We decided that Waxstock was important enough for us to make one of our very rare appearances from Head Office (decision was obviously helped when we realised that the show was inside!)

So what will we be doing there?

*Show n Shine and Wet Demo area
*It will be difficult to avoid us on the day. From 7.30 until 11 we will be running the Show n Shine Wash. Then from 12 we will be running the Wet Demo Area, where you will be able to have a go with different pressure washers, foams and cleaners, as well as wheel cleaners, fallout remover and Tardis. Additionally, you can put the Tornador through its paces in this area.

*Exhibition Stand
*We will also have a stand inside the Exhibition Hall. It will be hard to miss as we are parking our 7.5 tonne mobile shop on the stand AND we're strategically right next door to the food! The stand will be manned by a host of product experts, who will be very happy to show you how to get the most from our products and to answer all of your questions. (oh and I'll be there too making the tea!!!)

If you haven't seen our mobile shops then come along for a look inside. They are an Aladdin's Cave of detailing goodies and there are 130 of them in the UK.

Our trade customers demand choice and we're going to share as many of our professional products as possible with you. With 300 products and about 10,000 accessory lines it is impossible to bring everything, but judging by the growing pile we're having a good try. At last count there were 17 different machine pads alone in the stock pile, so you will be spoil for choice.

We're also bringing:
Microfibres
Sponges
Clay bars
Wash mitts
Drying towels
Leathers
Sprayers
Vikan brushes
Cloth and paper
Wash buckets
H&S equipment
Machines
Foam equipment
Deodorising solutions

If you can't see what you're looking for then please ask - chances are we'll have it somewhere.

*Special Offers*
Too many to mention here!
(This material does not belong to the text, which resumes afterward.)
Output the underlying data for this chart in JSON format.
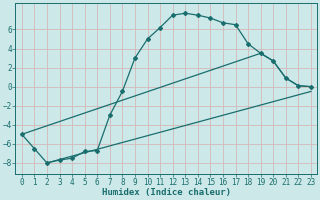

There are special offers on products, Karcher pressure washers, Tornadors, polishers inc the Cyclo and lots of accessories. Oh and of course there will be some freebies on offer for customers on the day too!

*People like you become Autosmart franchisees!
*Many of our franchisees joined because they are mad about detailing. We have a few franchise resales available in the UK. We've been established for over 30 years, so there are existing customers and turnover on every territory available.

If you think that this may be for you and would like to know more then come along for a chat. The franchisees on the stand will be happy to tell you more about life as an Autosmart franchisee.


----------



## jamesmut (Jan 5, 2008)

I've never been called a 'product expert' before!!:lol:


----------